Saturday, February 6, 2010

Keep it Trendy - My generation is AWESOME!

GLOBAL YOUTH STUDY REVEALS A GENERATION TRANSFORMED
The World’s 20-Somethings Are Marching Toward Change


NEW YORK—Feb. 4, 2010—For the first time in modern history, a generation of young people has been not born, but reborn. The once-labeled Millennial Generation of people now in their 20s were lamented as pampered, unfocused and even solipsistic. But the launch of a historic global leadership summit called One Young World is emerging as a generational hinge: The 20-somethings who were once mocked for their self-focus have revealed themselves as the Real-Time Generation, engaged in the world, armed with the power of social media and narrowcast communications, and defiantly marching toward change.

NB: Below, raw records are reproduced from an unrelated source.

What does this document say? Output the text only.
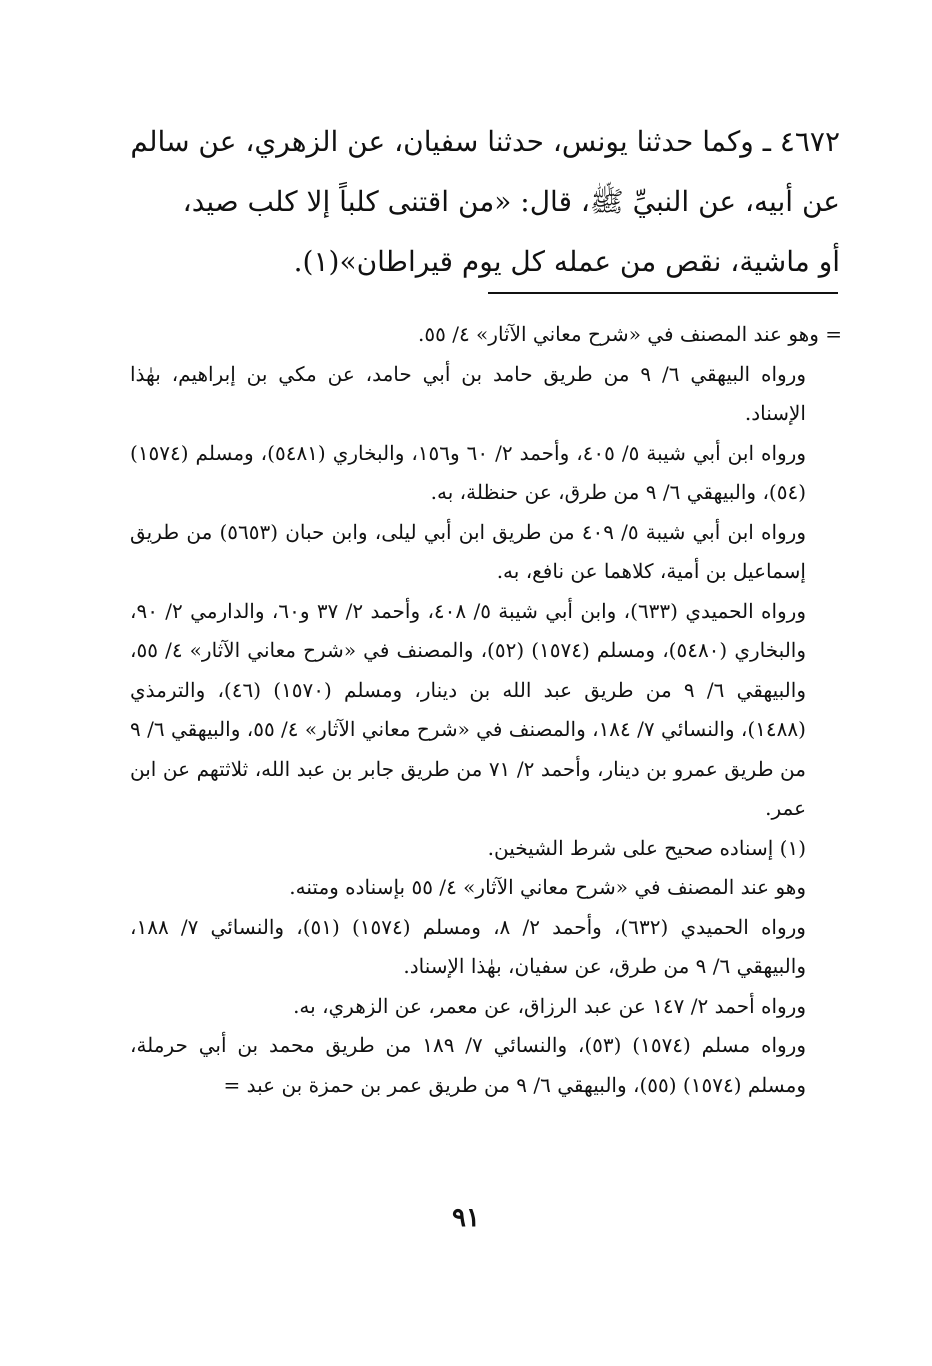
٤٦٧٢ ـ وكما حدثنا يونس، حدثنا سفيان، عن الزهري، عن سالم

عن أبيه، عن النبيِّ ﷺ، قال: «من اقتنى كلباً إلا كلب صيد،

أو ماشية، نقص من عمله كل يوم قيراطان»(١).

= وهو عند المصنف في «شرح معاني الآثار» ٤/ ٥٥.

ورواه البيهقي ٦/ ٩ من طريق حامد بن أبي حامد، عن مكي بن إبراهيم، بهٰذا الإسناد.

ورواه ابن أبي شيبة ٥/ ٤٠٥، وأحمد ٢/ ٦٠ و١٥٦، والبخاري (٥٤٨١)، ومسلم (١٥٧٤) (٥٤)، والبيهقي ٦/ ٩ من طرق، عن حنظلة، به.

ورواه ابن أبي شيبة ٥/ ٤٠٩ من طريق ابن أبي ليلى، وابن حبان (٥٦٥٣) من طريق إسماعيل بن أمية، كلاهما عن نافع، به.

ورواه الحميدي (٦٣٣)، وابن أبي شيبة ٥/ ٤٠٨، وأحمد ٢/ ٣٧ و٦٠، والدارمي ٢/ ٩٠، والبخاري (٥٤٨٠)، ومسلم (١٥٧٤) (٥٢)، والمصنف في «شرح معاني الآثار» ٤/ ٥٥، والبيهقي ٦/ ٩ من طريق عبد الله بن دينار، ومسلم (١٥٧٠) (٤٦)، والترمذي (١٤٨٨)، والنسائي ٧/ ١٨٤، والمصنف في «شرح معاني الآثار» ٤/ ٥٥، والبيهقي ٦/ ٩ من طريق عمرو بن دينار، وأحمد ٢/ ٧١ من طريق جابر بن عبد الله، ثلاثتهم عن ابن عمر.

(١) إسناده صحيح على شرط الشيخين.

وهو عند المصنف في «شرح معاني الآثار» ٤/ ٥٥ بإسناده ومتنه.

ورواه الحميدي (٦٣٢)، وأحمد ٢/ ٨، ومسلم (١٥٧٤) (٥١)، والنسائي ٧/ ١٨٨، والبيهقي ٦/ ٩ من طرق، عن سفيان، بهٰذا الإسناد.

ورواه أحمد ٢/ ١٤٧ عن عبد الرزاق، عن معمر، عن الزهري، به.

ورواه مسلم (١٥٧٤) (٥٣)، والنسائي ٧/ ١٨٩ من طريق محمد بن أبي حرملة، ومسلم (١٥٧٤) (٥٥)، والبيهقي ٦/ ٩ من طريق عمر بن حمزة بن عبد =

٩١
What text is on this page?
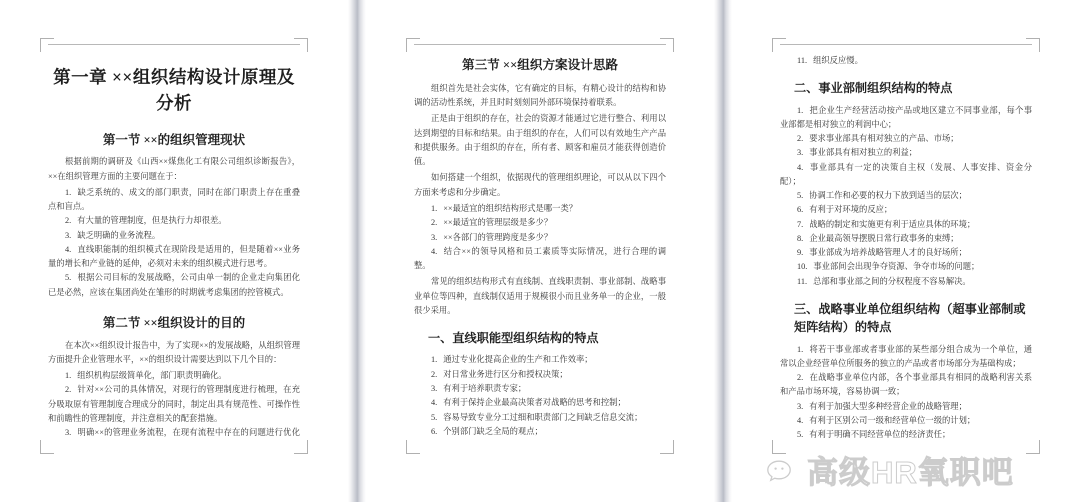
第一章 ××组织结构设计原理及分析
第一节 ××的组织管理现状

根据前期的调研及《山西××煤焦化工有限公司组织诊断报告》，××在组织管理方面的主要问题在于：

1. 缺乏系统的、成文的部门职责，同时在部门职责上存在重叠点和盲点。
2. 有大量的管理制度，但是执行力却很差。
3. 缺乏明确的业务流程。
4. 直线职能制的组织模式在现阶段是适用的，但是随着××业务量的增长和产业链的延伸，必须对未来的组织模式进行思考。
5. 根据公司目标的发展战略，公司由单一制的企业走向集团化已是必然，应该在集团尚处在雏形的时期就考虑集团的控管模式。
第二节 ××组织设计的目的

在本次××组织设计报告中，为了实现××的发展战略，从组织管理方面提升企业管理水平，××的组织设计需要达到以下几个目的：

1. 组织机构层级简单化，部门职责明确化。
2. 针对××公司的具体情况，对现行的管理制度进行梳理，在充分吸取原有管理制度合理成分的同时，制定出具有规范性、可操作性和前瞻性的管理制度，并注意相关的配套措施。
3. 明确××的管理业务流程，在现有流程中存在的问题进行优化
第三节 ××组织方案设计思路

组织首先是社会实体，它有确定的目标，有精心设计的结构和协调的活动性系统，并且时时刻刻同外部环境保持着联系。

正是由于组织的存在，社会的资源才能通过它进行整合、利用以达到期望的目标和结果。由于组织的存在，人们可以有效地生产产品和提供服务。由于组织的存在，所有者、顾客和雇员才能获得创造价值。

如何搭建一个组织，依据现代的管理组织理论，可以从以下四个方面来考虑和分步确定。

1. ××最适宜的组织结构形式是哪一类？
2. ××最适宜的管理层级是多少？
3. ××各部门的管理跨度是多少？
4. 结合××的领导风格和员工素质等实际情况，进行合理的调整。

常见的组织结构形式有直线制、直线职责制、事业部制、战略事业单位等四种，直线制仅适用于规模很小而且业务单一的企业，一般很少采用。

一、直线职能型组织结构的特点
1. 通过专业化提高企业的生产和工作效率；
2. 对日常业务进行区分和授权决策；
3. 有利于培养职责专家；
4. 有利于保持企业最高决策者对战略的思考和控制；
5. 容易导致专业分工过细和职责部门之间缺乏信息交流；
6. 个别部门缺乏全局的观点；
11. 组织反应慢。
二、事业部制组织结构的特点
1. 把企业生产经营活动按产品或地区建立不同事业部，每个事业部都是相对独立的利润中心；
2. 要求事业部具有相对独立的产品、市场；
3. 事业部具有相对独立的利益；
4. 事业部具有一定的决策自主权（发展、人事安排、资金分配）；
5. 协调工作和必要的权力下放到适当的层次；
6. 有利于对环境的反应；
7. 战略的制定和实施更有利于适应具体的环境；
8. 企业最高领导摆脱日常行政事务的束缚；
9. 事业部成为培养战略管理人才的良好场所；
10. 事业部间会出现争夺资源、争夺市场的问题；
11. 总部和事业部之间的分权程度不容易解决。
三、战略事业单位组织结构（超事业部制或矩阵结构）的特点
1. 将若干事业部或者事业部的某些部分组合成为一个单位，通常以企业经营单位所服务的独立的产品或者市场部分为基础构成；
2. 在战略事业单位内部，各个事业部具有相同的战略利害关系和产品市场环境，容易协调一致；
3. 有利于加强大型多种经营企业的战略管理；
4. 有利于区别公司一级和经营单位一级的计划；
5. 有利于明确不同经营单位的经济责任；
高级HR氧职吧
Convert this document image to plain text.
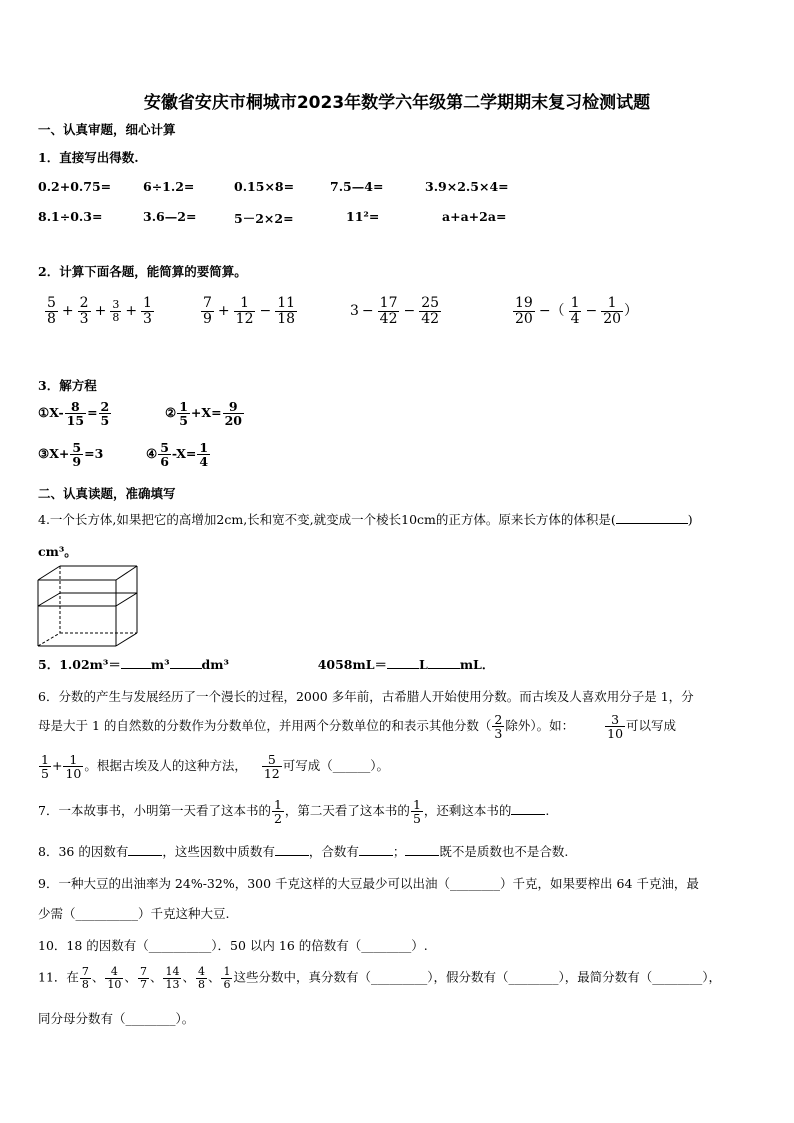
安徽省安庆市桐城市2023年数学六年级第二学期期末复习检测试题
一、认真审题，细心计算
1．直接写出得数.
0.2+0.75=	6÷1.2=	0.15×8=	7.5—4=	3.9×2.5×4=
8.1÷0.3=	3.6—2=	5－2×2=	11²=	a+a+2a=
2．计算下面各题，能简算的要简算。
$\frac{5}{8} + \frac{2}{3} + \frac{3}{8} + \frac{1}{3}$	$\frac{7}{9} + \frac{1}{12} - \frac{11}{18}$	$3 - \frac{17}{42} - \frac{25}{42}$	$\frac{19}{20}$ −（ $\frac{1}{4} - \frac{1}{20}$ ）
3．解方程
①X- $\frac{8}{15} = \frac{2}{5}$	② $\frac{1}{5} +X= \frac{9}{20}$
③X+ $\frac{5}{9} =3$	④ $\frac{5}{6} -X= \frac{1}{4}$
二、认真读题，准确填写
4.一个长方体,如果把它的高增加2cm,长和宽不变,就变成一个棱长10cm的正方体。原来长方体的体积是(	)
cm³。
5．1.02m³＝ m³	dm³	4058mL＝	L	mL．
6．分数的产生与发展经历了一个漫长的过程，2000 多年前，古希腊人开始使用分数。而古埃及人喜欢用分子是 1，分
母是大于 1 的自然数的分数作为分数单位，并用两个分数单位的和表示其他分数（ $\frac{2}{3}$ 除外）。如： $\frac{3}{10}$ 可以写成
$\frac{1}{5} + \frac{1}{10}$ 。根据古埃及人的这种方法， $\frac{5}{12}$ 可写成（______）。
7．一本故事书，小明第一天看了这本书的 $\frac{1}{2}$ ，第二天看了这本书的 $\frac{1}{5}$ ，还剩这本书的	.
8．36 的因数有	，这些因数中质数有	，合数有	；	既不是质数也不是合数.
9．一种大豆的出油率为 24%-32%，300 千克这样的大豆最少可以出油（________）千克，如果要榨出 64 千克油，最
少需（__________）千克这种大豆.
10．18 的因数有（__________）．50 以内 16 的倍数有（________）.
11．在 $\frac{7}{8}$ 、 $\frac{4}{10}$ 、 $\frac{7}{7}$ 、 $\frac{14}{13}$ 、 $\frac{4}{8}$ 、 $\frac{1}{6}$ 这些分数中，真分数有（_________），假分数有（________），最简分数有（________），
同分母分数有（________）。
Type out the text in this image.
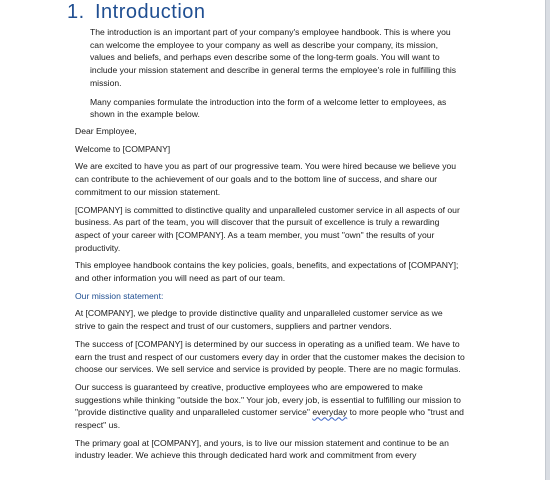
1. Introduction

The introduction is an important part of your company's employee handbook. This is where you can welcome the employee to your company as well as describe your company, its mission, values and beliefs, and perhaps even describe some of the long-term goals. You will want to include your mission statement and describe in general terms the employee's role in fulfilling this mission.

Many companies formulate the introduction into the form of a welcome letter to employees, as shown in the example below.

Dear Employee,

Welcome to [COMPANY]

We are excited to have you as part of our progressive team. You were hired because we believe you can contribute to the achievement of our goals and to the bottom line of success, and share our commitment to our mission statement.

[COMPANY] is committed to distinctive quality and unparalleled customer service in all aspects of our business. As part of the team, you will discover that the pursuit of excellence is truly a rewarding aspect of your career with [COMPANY]. As a team member, you must "own" the results of your productivity.

This employee handbook contains the key policies, goals, benefits, and expectations of [COMPANY]; and other information you will need as part of our team.

Our mission statement:

At [COMPANY], we pledge to provide distinctive quality and unparalleled customer service as we strive to gain the respect and trust of our customers, suppliers and partner vendors.

The success of [COMPANY] is determined by our success in operating as a unified team. We have to earn the trust and respect of our customers every day in order that the customer makes the decision to choose our services. We sell service and service is provided by people. There are no magic formulas.

Our success is guaranteed by creative, productive employees who are empowered to make suggestions while thinking "outside the box." Your job, every job, is essential to fulfilling our mission to "provide distinctive quality and unparalleled customer service" everyday to more people who "trust and respect" us.

The primary goal at [COMPANY], and yours, is to live our mission statement and continue to be an industry leader. We achieve this through dedicated hard work and commitment from every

Although the One Young World Inaugural Summit on Feb. 8-10, 2010, might be the flashpoint of this transformation, the millennials’ emergence as a modern-day iteration of the Great Generation has been developing for years. But only the lead-up to the February summit—which called for the organization of thousands of young people from all the world’s 192 counties, in addition to coordinating assistance from Kofi Annan, Archbishop Desmond Tutu and Nobel Peace Laureate Muhammad Yunus, among other such leaders—has revealed the true extent of the transformation.

In preparation for One Young World, Euro RSCG Worldwide, the global communications firm behind the summit, worked with market research agency YouGovStone to produce one of the most far-reaching and comprehensive studies of global youth opinion ever undertaken. The results uncovered the existence of an astonishing consensus among young people from regions as disparate as Southeast Asia, the Middle East, North America and Australasia.

Two-thirds of the world’s young people agree, according to the One Young World Global Youth Study, that climate change will seriously affect their lives, and 82 percent of them see warming as a threat to future generations. This kind of game-changing consensus among young people extends to the corporate world, which two-thirds of young people think has too much power, and to the role of the media in promoting political freedom.

Leading trendspotter and Euro RSCG Worldwide PR, North America, President Marian Salzman interprets the stereotype-shattering results as defining facets of a generational personality. Salzman recent explained to PRWeek that the Millennial Generation has in fact emerged as the Un-Millennial Generation, or, in her more positive coinage, the Real-Time Generation.

It’s this conception of a generation that has never known life without the unbounded access of the Internet, and has never been muzzled by the high threshold of traditional media communication, that explains both the unexpected consensus found by the One Young World Global Youth Study as well as the worldwide buzz of initiative drawing young people from around the world to the One Young World summit.

Salzman has isolated 10 trends that mark the Real-Time Generation and provide a user’s manual to understanding the effect they will have—and are already having—on the world:

• The Real-Time Generation has real-time expectations. If information or communication is not happening in real time, it’s not considered relevant or even interesting.

• Life is lived locally by the Real-Time Generation. In a strange twist, the universality of social media lets 20-somethings locally configure their social networks and online information.

• Radical transparency is an assumed part of their lives. Reality TV and the openness of the Internet means that for the Real-Time Generation, if it exists or occurred, it can be found online.

• The world is free, or at least cheap. The Real-Time Generation came up in the age of inexpensive manufacturing and free Web service. To them, rock-bottom prices are simply expected.

• Luxury is the norm. The steep rise in standards of living and the proliferation of what once were considered luxury goods got the Real-Times used to the good life.

• Entertainment is a must. Whether it’s to learn a new language, make a phone call or even pump gas into their car, entertainment is an ever-present reality that Real-Times won’t go without.

• Global concern underpins their lives. Even as they insist on entertainment, they’re ardent about the environment, economic justice, world health and poverty.

• Pro-business, but anti-multinational, the Real-Time Generation sees global business as a potential for positive change but is well aware of its tendency toward excess and abuse.

• Media bias is understood as a constant, and, thus, regulation is required, according to Real-Times, to ensure that the media maintains its independence from government and business.

• Naturally focused on “me,” but aspiring to “we,” the Real-Time Generation learned from boomer parents about the primacy of individuality but still believes that no individual is truly happy while others suffer.